D.H. Lawrence's writing earned him many enemies and he endured official persecution, censorship, and misrepresentation of his creative work throughout the second half of his life, much of which he spent in a voluntary exile he called his "savage pilgrimage." At the time of his death, his public reputation was that of a pornographer who had wasted his considerable talents. E. M. Forster, in an obituary notice, challenged this widely held view, describing him as, "The greatest imaginative novelist of our generation."

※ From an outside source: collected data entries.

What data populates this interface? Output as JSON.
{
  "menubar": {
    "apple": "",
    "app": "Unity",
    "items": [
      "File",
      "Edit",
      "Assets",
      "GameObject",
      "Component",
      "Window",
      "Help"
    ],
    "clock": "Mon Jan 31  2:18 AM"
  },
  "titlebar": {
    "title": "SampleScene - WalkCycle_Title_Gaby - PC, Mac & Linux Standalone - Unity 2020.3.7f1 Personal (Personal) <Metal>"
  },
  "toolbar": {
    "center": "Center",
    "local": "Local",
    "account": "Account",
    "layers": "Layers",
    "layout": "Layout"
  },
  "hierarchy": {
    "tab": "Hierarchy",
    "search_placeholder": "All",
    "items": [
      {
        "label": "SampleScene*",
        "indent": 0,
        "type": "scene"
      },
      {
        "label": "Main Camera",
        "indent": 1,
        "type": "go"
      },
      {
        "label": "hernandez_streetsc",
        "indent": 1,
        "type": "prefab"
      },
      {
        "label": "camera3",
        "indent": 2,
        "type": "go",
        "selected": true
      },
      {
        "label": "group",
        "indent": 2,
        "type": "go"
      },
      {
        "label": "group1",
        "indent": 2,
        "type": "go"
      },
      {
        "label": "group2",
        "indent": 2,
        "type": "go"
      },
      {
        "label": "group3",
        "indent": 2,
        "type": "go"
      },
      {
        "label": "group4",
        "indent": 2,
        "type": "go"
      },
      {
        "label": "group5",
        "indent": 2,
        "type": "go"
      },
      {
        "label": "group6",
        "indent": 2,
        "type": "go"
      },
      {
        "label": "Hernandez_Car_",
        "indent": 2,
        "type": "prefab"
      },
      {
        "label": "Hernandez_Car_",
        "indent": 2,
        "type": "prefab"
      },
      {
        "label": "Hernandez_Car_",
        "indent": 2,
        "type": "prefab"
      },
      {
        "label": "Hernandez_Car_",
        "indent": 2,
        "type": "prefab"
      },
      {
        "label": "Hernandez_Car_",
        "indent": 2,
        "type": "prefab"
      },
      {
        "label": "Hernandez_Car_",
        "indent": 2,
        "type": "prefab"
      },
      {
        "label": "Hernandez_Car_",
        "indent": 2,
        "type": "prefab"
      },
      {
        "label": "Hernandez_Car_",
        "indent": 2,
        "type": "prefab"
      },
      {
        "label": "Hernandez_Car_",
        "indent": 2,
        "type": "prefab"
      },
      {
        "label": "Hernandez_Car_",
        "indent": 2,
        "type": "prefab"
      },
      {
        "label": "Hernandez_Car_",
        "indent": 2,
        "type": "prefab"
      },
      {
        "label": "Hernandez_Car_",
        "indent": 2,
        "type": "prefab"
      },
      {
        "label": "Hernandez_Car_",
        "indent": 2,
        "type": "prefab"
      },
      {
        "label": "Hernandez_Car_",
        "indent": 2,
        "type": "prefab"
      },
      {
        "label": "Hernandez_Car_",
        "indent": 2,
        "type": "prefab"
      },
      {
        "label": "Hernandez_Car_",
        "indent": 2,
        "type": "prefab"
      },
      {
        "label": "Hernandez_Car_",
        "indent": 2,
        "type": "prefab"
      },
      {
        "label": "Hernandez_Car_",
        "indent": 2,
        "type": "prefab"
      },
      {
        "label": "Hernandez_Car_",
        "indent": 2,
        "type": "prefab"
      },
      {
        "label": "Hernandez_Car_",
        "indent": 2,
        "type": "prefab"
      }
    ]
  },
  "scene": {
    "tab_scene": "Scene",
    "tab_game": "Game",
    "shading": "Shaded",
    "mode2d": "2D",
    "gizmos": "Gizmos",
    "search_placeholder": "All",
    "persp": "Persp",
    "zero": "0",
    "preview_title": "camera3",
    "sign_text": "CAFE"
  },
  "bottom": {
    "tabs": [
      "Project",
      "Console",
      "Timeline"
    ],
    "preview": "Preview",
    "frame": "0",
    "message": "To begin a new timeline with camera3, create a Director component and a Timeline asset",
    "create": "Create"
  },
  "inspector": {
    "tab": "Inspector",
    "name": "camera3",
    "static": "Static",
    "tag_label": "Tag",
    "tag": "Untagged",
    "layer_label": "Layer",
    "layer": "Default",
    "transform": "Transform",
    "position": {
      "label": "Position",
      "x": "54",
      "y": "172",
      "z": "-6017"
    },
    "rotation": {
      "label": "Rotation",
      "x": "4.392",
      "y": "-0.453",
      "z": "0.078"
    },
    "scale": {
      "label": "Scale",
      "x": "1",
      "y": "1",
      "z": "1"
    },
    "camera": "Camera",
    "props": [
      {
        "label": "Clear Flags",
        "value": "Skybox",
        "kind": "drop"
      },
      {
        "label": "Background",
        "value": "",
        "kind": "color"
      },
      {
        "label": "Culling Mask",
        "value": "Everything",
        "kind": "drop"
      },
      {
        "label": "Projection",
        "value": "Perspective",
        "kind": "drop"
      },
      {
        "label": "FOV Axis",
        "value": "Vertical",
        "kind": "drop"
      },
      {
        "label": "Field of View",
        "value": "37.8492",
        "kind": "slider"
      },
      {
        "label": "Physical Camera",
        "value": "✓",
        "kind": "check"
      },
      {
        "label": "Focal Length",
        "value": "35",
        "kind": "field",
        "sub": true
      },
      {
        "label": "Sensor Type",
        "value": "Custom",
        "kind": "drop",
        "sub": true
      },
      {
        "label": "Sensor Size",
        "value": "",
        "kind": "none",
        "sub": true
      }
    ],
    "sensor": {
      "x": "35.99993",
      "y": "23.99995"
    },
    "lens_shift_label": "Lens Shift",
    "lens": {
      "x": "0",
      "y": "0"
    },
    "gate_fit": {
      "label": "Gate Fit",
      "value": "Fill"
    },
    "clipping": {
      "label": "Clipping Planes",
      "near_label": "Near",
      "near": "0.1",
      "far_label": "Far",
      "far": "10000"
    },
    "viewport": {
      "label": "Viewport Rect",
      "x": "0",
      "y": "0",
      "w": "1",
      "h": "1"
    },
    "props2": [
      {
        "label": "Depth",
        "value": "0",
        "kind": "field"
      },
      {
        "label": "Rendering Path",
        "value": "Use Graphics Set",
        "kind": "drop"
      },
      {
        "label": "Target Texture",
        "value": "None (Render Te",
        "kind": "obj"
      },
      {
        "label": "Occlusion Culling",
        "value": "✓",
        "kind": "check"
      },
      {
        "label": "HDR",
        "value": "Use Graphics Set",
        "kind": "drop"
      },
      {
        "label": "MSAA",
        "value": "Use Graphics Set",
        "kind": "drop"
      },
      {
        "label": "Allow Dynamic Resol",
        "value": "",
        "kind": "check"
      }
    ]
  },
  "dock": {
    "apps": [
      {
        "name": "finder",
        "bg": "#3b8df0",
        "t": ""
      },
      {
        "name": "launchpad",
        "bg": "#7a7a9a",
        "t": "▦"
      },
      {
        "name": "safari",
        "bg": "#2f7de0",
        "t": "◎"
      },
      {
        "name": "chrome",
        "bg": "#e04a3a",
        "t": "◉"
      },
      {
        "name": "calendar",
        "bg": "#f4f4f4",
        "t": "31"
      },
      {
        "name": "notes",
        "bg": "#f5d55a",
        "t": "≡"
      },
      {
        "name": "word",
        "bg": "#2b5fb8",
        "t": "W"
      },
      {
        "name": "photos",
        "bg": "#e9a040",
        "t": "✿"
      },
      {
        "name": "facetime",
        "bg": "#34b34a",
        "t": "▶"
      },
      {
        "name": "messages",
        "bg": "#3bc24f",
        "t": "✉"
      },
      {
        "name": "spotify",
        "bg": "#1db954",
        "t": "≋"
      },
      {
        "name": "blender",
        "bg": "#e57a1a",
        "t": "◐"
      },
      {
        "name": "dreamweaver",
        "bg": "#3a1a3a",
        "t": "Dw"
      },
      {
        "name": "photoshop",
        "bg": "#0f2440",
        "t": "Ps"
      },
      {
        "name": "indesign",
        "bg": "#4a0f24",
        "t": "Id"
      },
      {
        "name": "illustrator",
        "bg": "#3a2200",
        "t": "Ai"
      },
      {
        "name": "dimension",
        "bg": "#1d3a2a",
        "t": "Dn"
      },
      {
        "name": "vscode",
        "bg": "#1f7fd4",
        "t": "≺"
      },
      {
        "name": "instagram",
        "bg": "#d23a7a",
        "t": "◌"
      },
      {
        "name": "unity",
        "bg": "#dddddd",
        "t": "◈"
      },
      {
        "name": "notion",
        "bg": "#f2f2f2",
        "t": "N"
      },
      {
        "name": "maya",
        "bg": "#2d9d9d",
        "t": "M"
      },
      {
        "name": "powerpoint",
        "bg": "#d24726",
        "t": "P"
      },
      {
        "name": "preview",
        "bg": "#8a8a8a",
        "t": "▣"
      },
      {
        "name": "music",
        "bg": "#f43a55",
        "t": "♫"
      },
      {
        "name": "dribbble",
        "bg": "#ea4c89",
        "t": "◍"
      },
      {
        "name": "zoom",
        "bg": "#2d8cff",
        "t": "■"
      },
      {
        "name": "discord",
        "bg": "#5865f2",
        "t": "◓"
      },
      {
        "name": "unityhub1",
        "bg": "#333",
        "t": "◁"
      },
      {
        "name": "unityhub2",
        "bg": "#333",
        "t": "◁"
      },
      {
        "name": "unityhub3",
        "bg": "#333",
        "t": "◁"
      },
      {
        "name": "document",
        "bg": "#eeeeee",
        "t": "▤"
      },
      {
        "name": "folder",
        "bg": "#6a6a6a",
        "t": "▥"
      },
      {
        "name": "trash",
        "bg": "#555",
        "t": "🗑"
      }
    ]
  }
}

In the short story, “The White Stocking”, Lawrence explores the shortfalls of monogamous relationships, the emotion of jealousy and sensuality. The Whitsons are newlyweds, married about two years and Mrs. Whitson is described as “a pretty little thing” whose “careless abandon made his spirit glow”. Ted Whitson is very much in love with this young, beautiful and vivacious wife of his. He loves everything she does and she obviously makes him happy. Mrs. Whitson, on the other hand is harbouring a secret, that when discovered will unleash a regretful action and a painful consequence.
"The third envelope contained another white packet— apparently a cotton handkerchief neatly folded. She shook it out. It was a long white stocking, but there was a little weight in the toe. Quickly, she thrust down her arm, wriggling her fingers into the toe of the stocking, and brought out a small box. She peeped inside the box, then hastily opened a door on her left hand, and went into the little, cold sitting-room. She had her lower lip caught earnestly between her teeth.
With a little flash of triumph, she lifted a pair of pearl ear-rings from the small box, and she went to the mirror. There, earnestly, she began to hook them through her ears, looking at herself sideways in the glass. Curiously concentrated and intent she seemed as she fingered the lobes of her ears, her head bent on one side.
Then the pearl ear-rings dangled under her rosy, small ears. She shook her head sharply, to see the swing of the drops. They went chill against her neck, in little, sharp touches. Then she stood still to look at herself, bridling her head in the dignified fashion. Then she simpered at herself. Catching her own eye, she could not help winking at herself and laughing.
If you are unfamiliar with the story, you can read it here:
Choose as your subject an object, which becomes infused with emotional significance – a love token, secret treasure, memento of a past relationship – and explore how the symbolic value of this keepsake may lead to elation or despair.
Alternatively, you may choose to explore the themes of jealousy and sensuality, within or beyond the monogamous relationship.
I would like to state that the badge awards are not given on a first, second, third, runners up basis. They are of equal value, and tokens of my great admiration for the work of POETS, and my deep respect for all who enter their pieces in these challenges.